Elles affluent des quatre coins de la province du Soum, et pas seulement. Les populations fuyant l’insécurité arrivent en vagues incessantes dans le chef-lieu de la province, Djibo. Malgré le contexte difficile, des organisations d’aide humanitaire sont aux côtés des milliers de déplacés internes.
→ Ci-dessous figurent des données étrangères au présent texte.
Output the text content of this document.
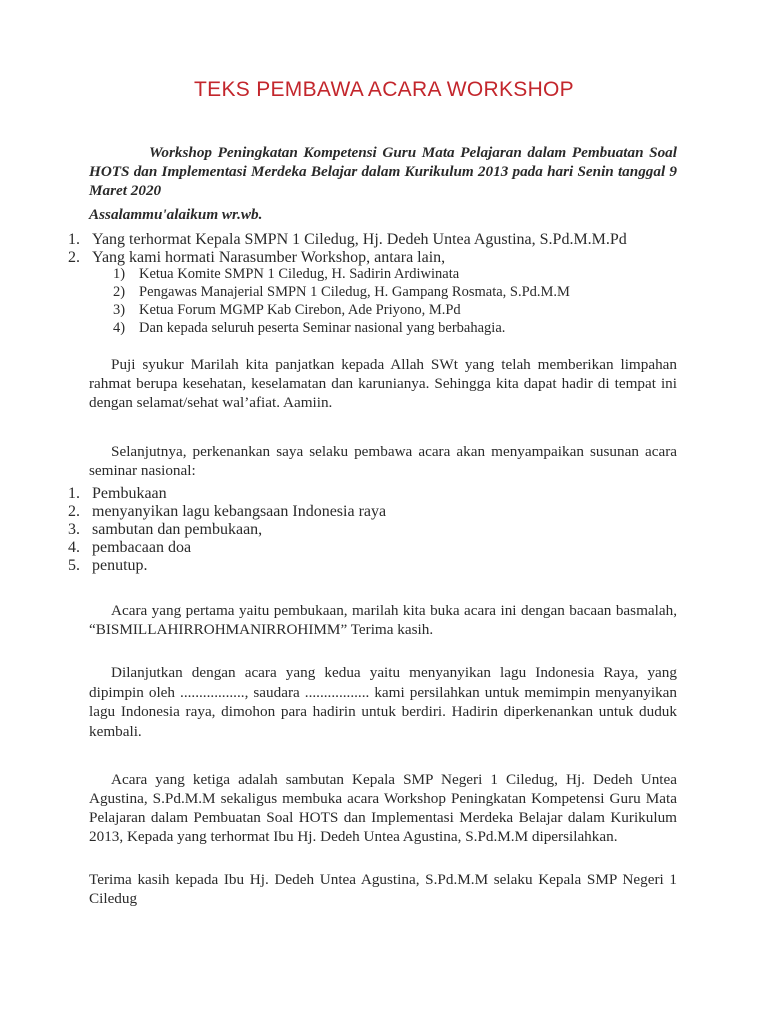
TEKS PEMBAWA ACARA WORKSHOP
Workshop Peningkatan Kompetensi Guru Mata Pelajaran dalam Pembuatan Soal HOTS dan Implementasi Merdeka Belajar dalam Kurikulum 2013 pada hari Senin tanggal 9 Maret 2020
Assalammu'alaikum wr.wb.
1. Yang terhormat Kepala SMPN 1 Ciledug, Hj. Dedeh Untea Agustina, S.Pd.M.M.Pd
2. Yang kami hormati Narasumber Workshop, antara lain,
1) Ketua Komite SMPN 1 Ciledug, H. Sadirin Ardiwinata
2) Pengawas Manajerial SMPN 1 Ciledug, H. Gampang Rosmata, S.Pd.M.M
3) Ketua Forum MGMP Kab Cirebon, Ade Priyono, M.Pd
4) Dan kepada seluruh peserta Seminar nasional yang berbahagia.
Puji syukur Marilah kita panjatkan kepada Allah SWt yang telah memberikan limpahan rahmat berupa kesehatan, keselamatan dan karunianya. Sehingga kita dapat hadir di tempat ini dengan selamat/sehat wal’afiat. Aamiin.
Selanjutnya, perkenankan saya selaku pembawa acara akan menyampaikan susunan acara seminar nasional:
1. Pembukaan
2. menyanyikan lagu kebangsaan Indonesia raya
3. sambutan dan pembukaan,
4. pembacaan doa
5. penutup.
Acara yang pertama yaitu pembukaan, marilah kita buka acara ini dengan bacaan basmalah, “BISMILLAHIRROHMANIRROHIMM” Terima kasih.
Dilanjutkan dengan acara yang kedua yaitu menyanyikan lagu Indonesia Raya, yang dipimpin oleh ................., saudara ................. kami persilahkan untuk memimpin menyanyikan lagu Indonesia raya, dimohon para hadirin untuk berdiri. Hadirin diperkenankan untuk duduk kembali.
Acara yang ketiga adalah sambutan Kepala SMP Negeri 1 Ciledug, Hj. Dedeh Untea Agustina, S.Pd.M.M sekaligus membuka acara Workshop Peningkatan Kompetensi Guru Mata Pelajaran dalam Pembuatan Soal HOTS dan Implementasi Merdeka Belajar dalam Kurikulum 2013, Kepada yang terhormat Ibu Hj. Dedeh Untea Agustina, S.Pd.M.M dipersilahkan.
Terima kasih kepada Ibu Hj. Dedeh Untea Agustina, S.Pd.M.M selaku Kepala SMP Negeri 1 Ciledug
Soulager la douleur, aider à préserver la dignité humaine, en espérant le retour de la sécurité.

Bangharia le 1er aout 2019. Des hommes armés font irruption dans ce village situé dans la commune de Nassoumbou, province du Soum. Ils lancent un ultimatum aux villageois. Dans une semaine, ils seront de retour et s’ils y trouvent une âme, c’est fini pour elle. Dès le lendemain, c’était le sauve-qui-peut. Le bétail, les vivres, les champs déjà ensemencés, principales richesses, sont abandonnés. Une nouvelle vie d’incertitudes commence alors pour ces milliers de villageois qui, pour la plupart, ne connaissent que Bangharia. Mais où aller, alors qu’en pareille circonstance, les menaces sur un village affectent ceux environnants ?

Les portes de la direction provinciale du ministère de la Femme, de la solidarité nationale, de la famille et de l’action humanitaire du Soum sont fermées à clé en ce jour ouvrable du 14 août 2019. Au dehors, des centaines de personnes, notamment des femmes et des enfants, sont assises sous des arbres, sous le hangar qui sert de parking, ou arrêtées face aux portes closes.

Et pourtant, le personnel à l’intérieur de l’enceinte ne chôme pas. « Pour notre sécurité, on est obligés de bloquer toutes les portes et de faire rentrer les gens par vague. C’est vraiment très compliqué », nous lance un agent, au pas de course.

Les enregistrements sont en continue à la direction provinciale du ministère en charge de l’action humanitaire

« A vrai dire, actuellement nous sommes débordés. Jusqu’à présent nous enregistrons des ménages qui viennent de partout et même en dehors de la province. C’est non-stop. Les prévisions sont largement dépassées. Ces derniers jours, nous avons atteint le pic. De plus en plus, les villages se vident, les gens disent qu’ils ont été menacés. Qu’on leur a lancé un ultimatum de 72 heures à une semaine pour libérer le village », nous confie une source sur place, très sollicitée.

« Voir tout un village se déplacer ? Nous n’avons jamais vu ça », martèlera-t-il plus tard. Les derniers enregistrements concernent le village de Bangharia et Sona (village de la commune de Tongomayel) également touché par cette insécurité chronique et rampante dans la province. Un petit entretien sur la taille de la famille, le nombre d’enfants, les raisons du départ est fait avec chaque chef de ménage pour guider la prise en charge.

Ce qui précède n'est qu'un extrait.